In 2011, the Los Angeles County Office of Independent Review revisited the Salazar case and determined that there was insufficient evidence that he was intentionally killed. Regardless of whether he was targeted or simply in the wrong place at the wrong time, the loss of Salazar’s voice was a devastating blow to the community he loved.
Legacy of Journalist Ruben Salazar in Los Angeles
As one of the only Latino journalists in a city where its largest minority group was massively underrepresented and powerless, he became an important voice for millions of Mexican Americans in Los Angeles and throughout the nation. In a reality where poverty ran rampant, educational opportunities were cut off, and police officers roamed neighborhoods looking for their next target, Mexican Americans had someone in their corner who brought to light the daily abuses they were forced to contend with every day.
It’s no wonder that the park off Whittier Boulevard where protesters met for the Chicano Moratorium was later named after him, today called Ruben Salazar Park. There’s also the Ruben Salazar Journalism Awards, which are awarded to reporters and photographers who “demonstrates journalism excellence while contributing to a better understanding of the Latino communities by portraying Latinos fairly and accurately.”
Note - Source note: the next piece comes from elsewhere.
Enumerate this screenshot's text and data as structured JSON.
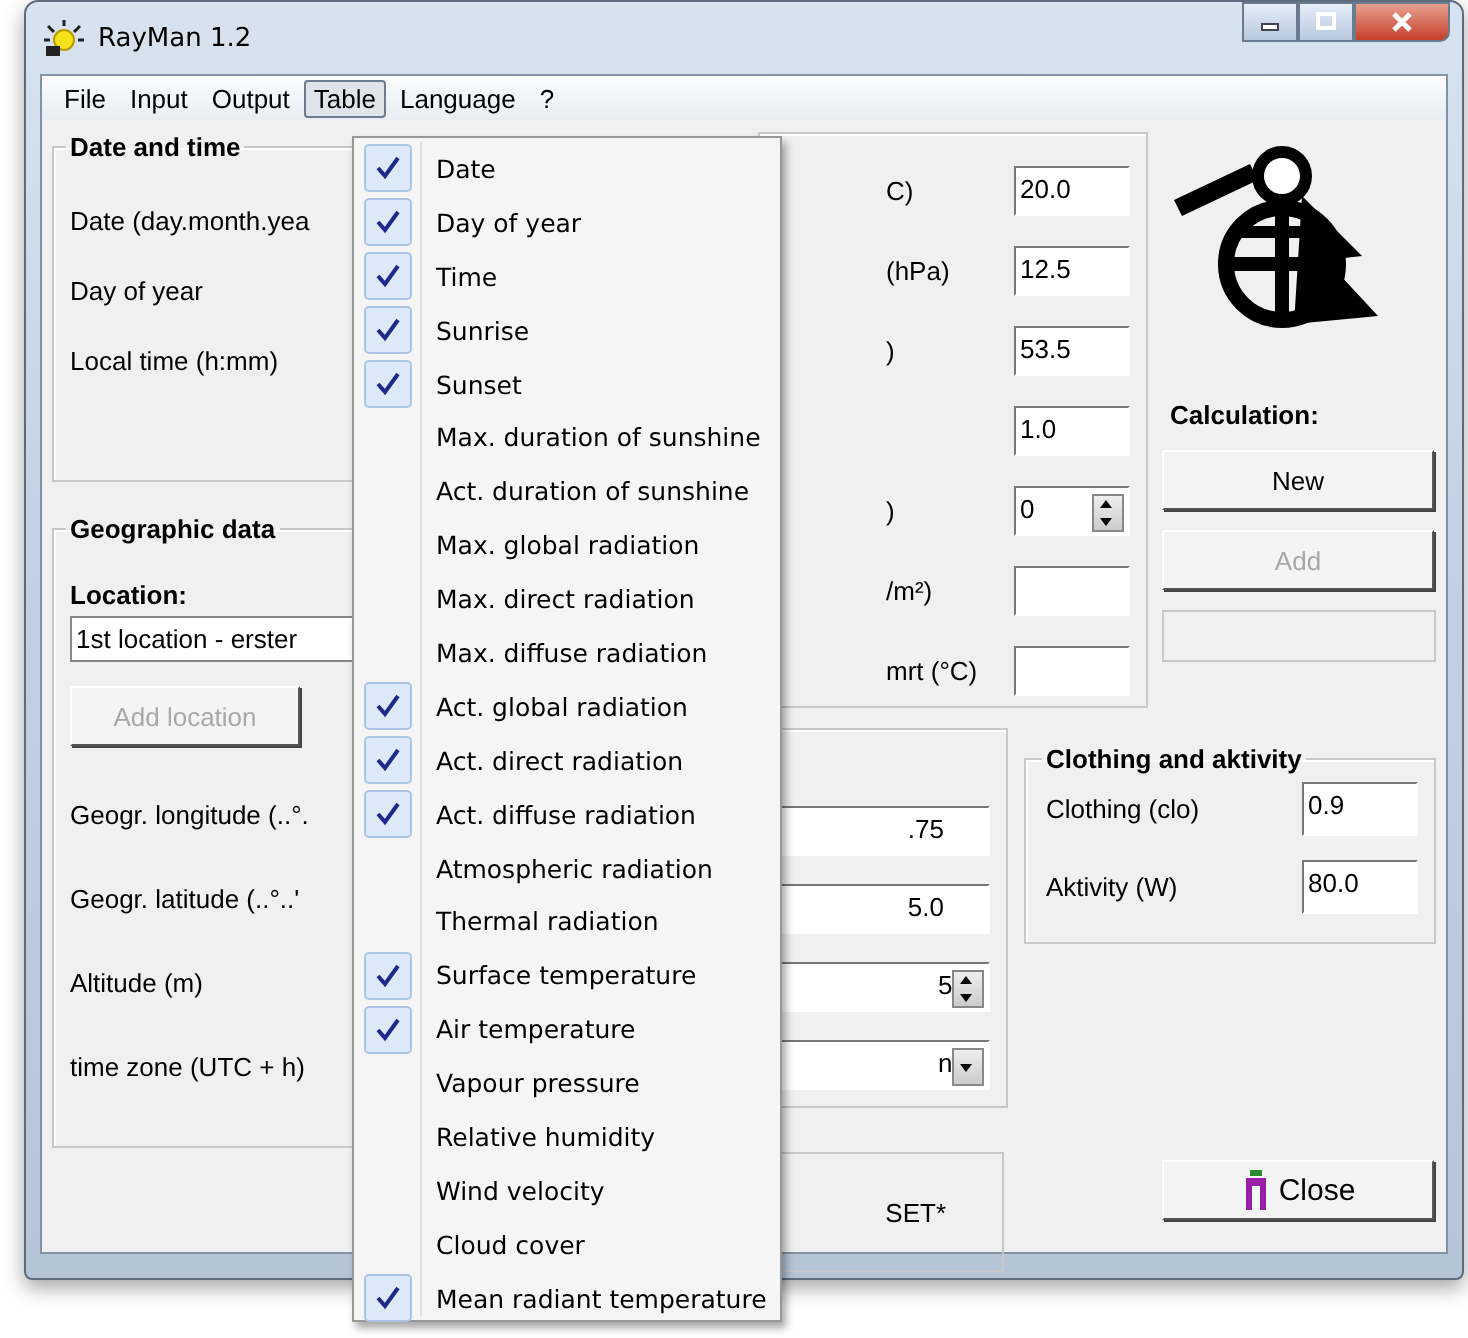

Salazar rose to prominence in a majority-white, highly educated, even elitist institution. But instead of turning a blind eye toward his community, he brought their fears, dreams, obstacles, and hopes to the forefront of his work. He held onto his progressive roots and reported truthfully on a marginalized identity that no major outlets had an interest in covering. It’s quite impossible to count the number of doors Ruben Salazar opened for generations of Latinos who came after him, myself included.